Wirtschaftsrecht, Bankrecht, Wettbewerbsrecht



Sehr geehrter Rechtsanwalt,

ich habe am Freitag, den 30.03.2007 eine Überweisung in den Briefkasten meiner Sparkassengeschäftsstelle eingeworfen. Wie sich am Wochenende (31.03/01.04) herrausstellte, handelte es sich dabei um Betrug und ich verfasste am Sonntag eine Email und habe diese der Sparkasse über das Kontaktformular auf der Homepage zugeschickt . In der Email habe ich darum gebeten, diese Überweisung zu stornieren. Für weiter Rückfragen habe ich meine Handynummer hinterlassen, um sicherzugehen, dass alles glatt geht.
Am Montag, den 02.03. habe ich eine Email von der Sparkasse bekommen, dass mein Schreiben an meine Sparkasse vor Ort weitergeleitet wird. Damit ging ich davon aus, dass sich die Sache erledigt hat. Dienstag Morgen habe ich meine Karte am Zogarettenautomaten stecken lassen und hatte somit keinen Zugriff mehr auf meine Kontoauszüge. Die Karte wurde gesperrt, gefunden und wieder an mich ausgehändigt. Am Freitag, den 13.04 habe ich schließlich Kontoauszüge drucken lassen und mit entsetzen festgestellt, dass meine Überweisung in Höhe von 559,96 nicht storniert wurde. Am Montag, den 16.04. habe ich persönlich bei meiner Geschäftsstelle nachgefragt, warum nichts storniert worden ist und die Email an meine Sachbearbeiter weitergeleitet.
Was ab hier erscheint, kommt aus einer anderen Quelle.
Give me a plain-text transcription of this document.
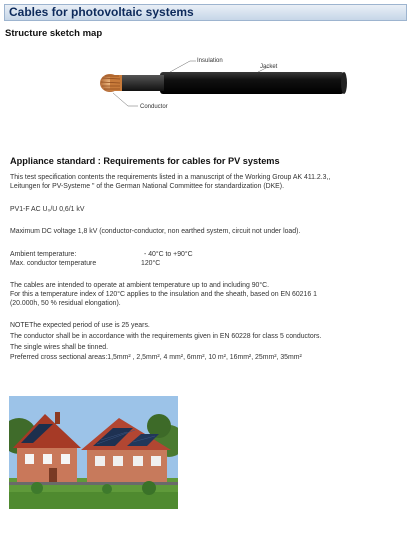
Cables for photovoltaic systems
Structure sketch map
Insulation
Jacket
Conductor
Appliance standard : Requirements for cables for PV systems
This test specification contents the requirements listed in a manuscript of the Working Group AK 411.2.3,,
Leitungen for PV-Systeme " of the German National Committee for standardization (DKE).
PV1-F AC U₀/U 0,6/1 kV
Maximum DC voltage 1,8 kV (conductor-conductor, non earthed system, circuit not under load).
Ambient temperature:	- 40°C to +90°C
Max. conductor temperature	120°C
The cables are intended to operate at ambient temperature up to and including 90°C.
For this a temperature index of 120°C applies to the insulation and the sheath, based on EN 60216 1
(20.000h, 50 % residual elongation).
NOTEThe expected period of use is 25 years.
The conductor shall be in accordance with the requirements given in EN 60228 for class 5 conductors.
The single wires shall be tinned.
Preferred cross sectional areas:1,5mm² , 2,5mm², 4 mm², 6mm², 10 m², 16mm², 25mm², 35mm²
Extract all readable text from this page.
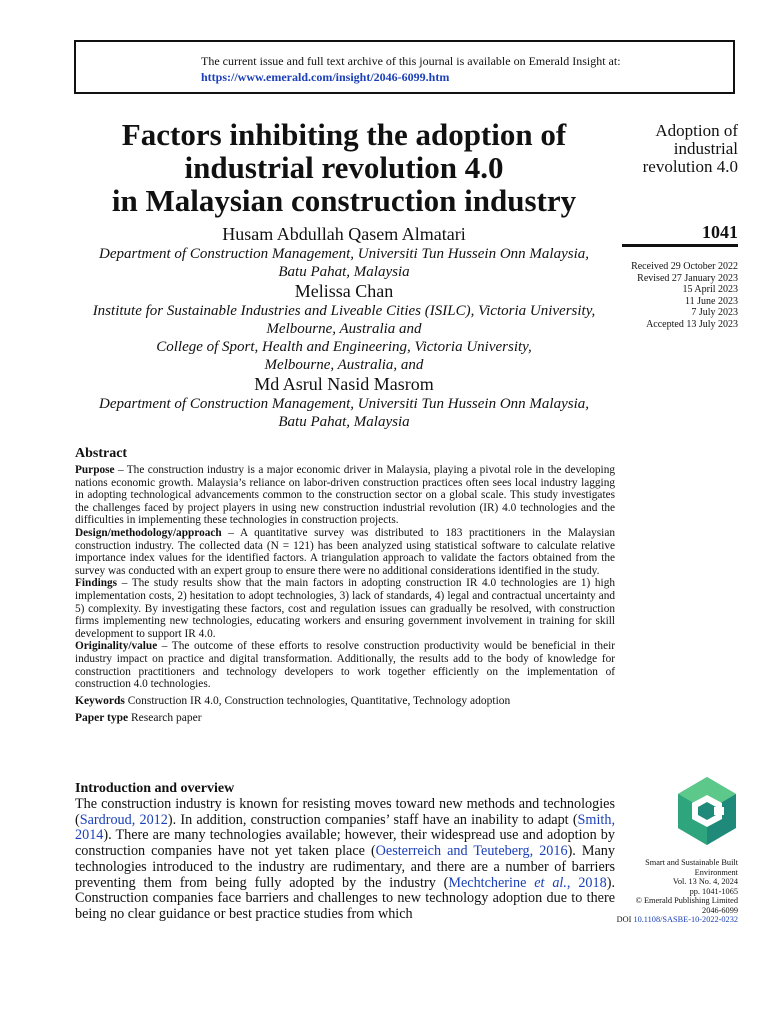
The current issue and full text archive of this journal is available on Emerald Insight at:
https://www.emerald.com/insight/2046-6099.htm
Factors inhibiting the adoption of
industrial revolution 4.0
in Malaysian construction industry
Adoption of
industrial
revolution 4.0
1041
Received 29 October 2022
Revised 27 January 2023
15 April 2023
11 June 2023
7 July 2023
Accepted 13 July 2023
Husam Abdullah Qasem Almatari
Department of Construction Management, Universiti Tun Hussein Onn Malaysia,
Batu Pahat, Malaysia
Melissa Chan
Institute for Sustainable Industries and Liveable Cities (ISILC), Victoria University,
Melbourne, Australia and
College of Sport, Health and Engineering, Victoria University,
Melbourne, Australia, and
Md Asrul Nasid Masrom
Department of Construction Management, Universiti Tun Hussein Onn Malaysia,
Batu Pahat, Malaysia
Abstract

Purpose – The construction industry is a major economic driver in Malaysia, playing a pivotal role in the developing nations economic growth. Malaysia’s reliance on labor-driven construction practices often sees local industry lagging in adopting technological advancements common to the construction sector on a global scale. This study investigates the challenges faced by project players in using new construction industrial revolution (IR) 4.0 technologies and the difficulties in implementing these technologies in construction projects.

Design/methodology/approach – A quantitative survey was distributed to 183 practitioners in the Malaysian construction industry. The collected data (N = 121) has been analyzed using statistical software to calculate relative importance index values for the identified factors. A triangulation approach to validate the factors obtained from the survey was conducted with an expert group to ensure there were no additional considerations identified in the study.

Findings – The study results show that the main factors in adopting construction IR 4.0 technologies are 1) high implementation costs, 2) hesitation to adopt technologies, 3) lack of standards, 4) legal and contractual uncertainty and 5) complexity. By investigating these factors, cost and regulation issues can gradually be resolved, with construction firms implementing new technologies, educating workers and ensuring government involvement in training for skill development to support IR 4.0.

Originality/value – The outcome of these efforts to resolve construction productivity would be beneficial in their industry impact on practice and digital transformation. Additionally, the results add to the body of knowledge for construction practitioners and technology developers to work together efficiently on the implementation of construction 4.0 technologies.

Keywords Construction IR 4.0, Construction technologies, Quantitative, Technology adoption
Paper type Research paper
Introduction and overview

The construction industry is known for resisting moves toward new methods and technologies (Sardroud, 2012). In addition, construction companies’ staff have an inability to adapt (Smith, 2014). There are many technologies available; however, their widespread use and adoption by construction companies have not yet taken place (Oesterreich and Teuteberg, 2016). Many technologies introduced to the industry are rudimentary, and there are a number of barriers preventing them from being fully adopted by the industry (Mechtcherine et al., 2018). Construction companies face barriers and challenges to new technology adoption due to there being no clear guidance or best practice studies from which

Smart and Sustainable Built
Environment
Vol. 13 No. 4, 2024
pp. 1041-1065
© Emerald Publishing Limited
2046-6099
DOI 10.1108/SASBE-10-2022-0232
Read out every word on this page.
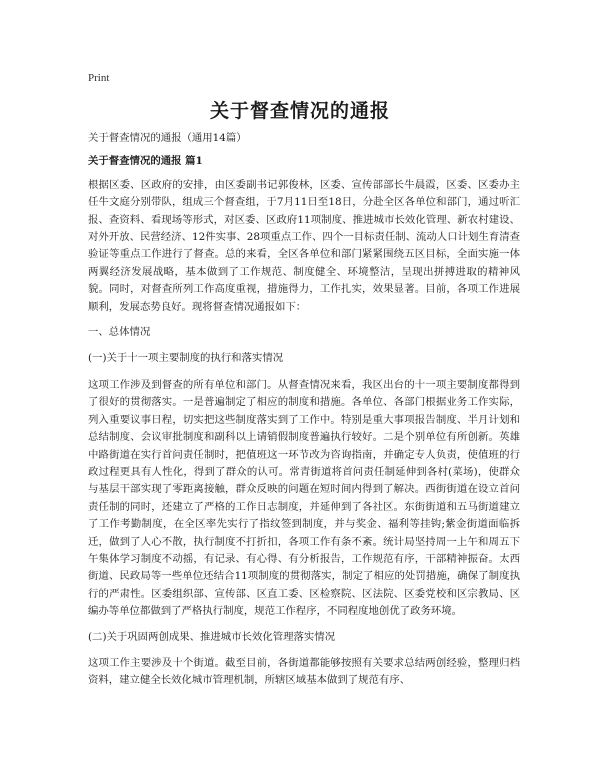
Print
关于督查情况的通报

关于督查情况的通报（通用14篇）

关于督查情况的通报 篇1

根据区委、区政府的安排，由区委副书记郭俊林，区委、宣传部部长牛晨霞，区委、区委办主任牛文庭分别带队，组成三个督查组，于7月11日至18日，分赴全区各单位和部门，通过听汇报、查资料、看现场等形式，对区委、区政府11项制度、推进城市长效化管理、新农村建设、对外开放、民营经济、12件实事、28项重点工作、四个一目标责任制、流动人口计划生育清查验证等重点工作进行了督查。总的来看，全区各单位和部门紧紧围绕五区目标，全面实施一体两翼经济发展战略，基本做到了工作规范、制度健全、环境整洁，呈现出拼搏进取的精神风貌。同时，对督查所列工作高度重视，措施得力，工作扎实，效果显著。目前，各项工作进展顺利，发展态势良好。现将督查情况通报如下：

一、总体情况

(一)关于十一项主要制度的执行和落实情况

这项工作涉及到督查的所有单位和部门。从督查情况来看，我区出台的十一项主要制度都得到了很好的贯彻落实。一是普遍制定了相应的制度和措施。各单位、各部门根据业务工作实际，列入重要议事日程，切实把这些制度落实到了工作中。特别是重大事项报告制度、半月计划和总结制度、会议审批制度和副科以上请销假制度普遍执行较好。二是个别单位有所创新。英雄中路街道在实行首问责任制时，把值班这一环节改为咨询指南，并确定专人负责，使值班的行政过程更具有人性化，得到了群众的认可。常青街道将首问责任制延伸到各村(菜场)，使群众与基层干部实现了零距离接触，群众反映的问题在短时间内得到了解决。西街街道在设立首问责任制的同时，还建立了严格的工作日志制度，并延伸到了各社区。东街街道和五马街道建立了工作考勤制度，在全区率先实行了指纹签到制度，并与奖金、福利等挂钩;紫金街道面临拆迁，做到了人心不散，执行制度不打折扣，各项工作有条不紊。统计局坚持周一上午和周五下午集体学习制度不动摇，有记录、有心得、有分析报告，工作规范有序，干部精神振奋。太西街道、民政局等一些单位还结合11项制度的贯彻落实，制定了相应的处罚措施，确保了制度执行的严肃性。区委组织部、宣传部、区直工委、区检察院、区法院、区委党校和区宗教局、区编办等单位都做到了严格执行制度，规范工作程序，不同程度地创优了政务环境。

(二)关于巩固两创成果、推进城市长效化管理落实情况

这项工作主要涉及十个街道。截至目前，各街道都能够按照有关要求总结两创经验，整理归档资料，建立健全长效化城市管理机制，所辖区域基本做到了规范有序、
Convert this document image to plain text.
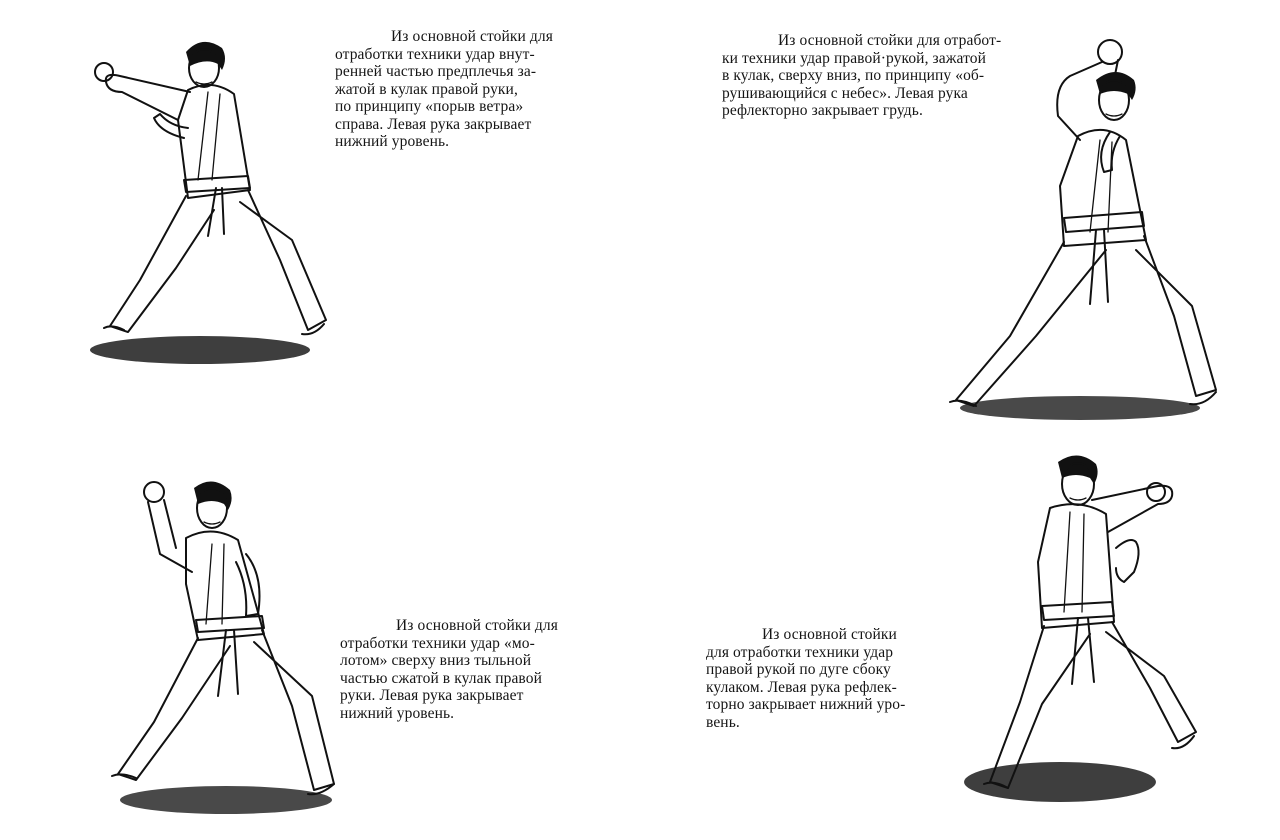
Из основной стойки для
отработки техники удар внут-
ренней частью предплечья за-
жатой в кулак правой руки,
по принципу «порыв ветра»
справа. Левая рука закрывает
нижний уровень.
Из основной стойки для отработ-
ки техники удар правой·рукой, зажатой
в кулак, сверху вниз, по принципу «об-
рушивающийся с небес». Левая рука
рефлекторно закрывает грудь.
Из основной стойки для
отработки техники удар «мо-
лотом» сверху вниз тыльной
частью сжатой в кулак правой
руки. Левая рука закрывает
нижний уровень.
Из основной стойки
для отработки техники удар
правой рукой по дуге сбоку
кулаком. Левая рука рефлек-
торно закрывает нижний уро-
вень.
Am darauf folgenden Tag hat mich dieser angerufen und mir mitgeteilt, dass die Sache an die Sparkasse des Empfängers weitergeleitet wurde und nicht an meine Geschäftsstelle und ich jetzt nichts mehr stornieren könnte. Das einzige wäre eine Lastschrift auf das Konto des Empfängers, die er aber 6 Wochen lang stornieren könnte.
Da es sich wie oben genannt um Betrug handelt und die Polizei bereits ermittelt hat, dass sich das Geld allem Anschein nach in Paraguay befindet, ist meine eigentliche Frage, ob ich mein Geld von der Sparkasse zurückfordern kann, da der Fehler ja nicht bei mir lag.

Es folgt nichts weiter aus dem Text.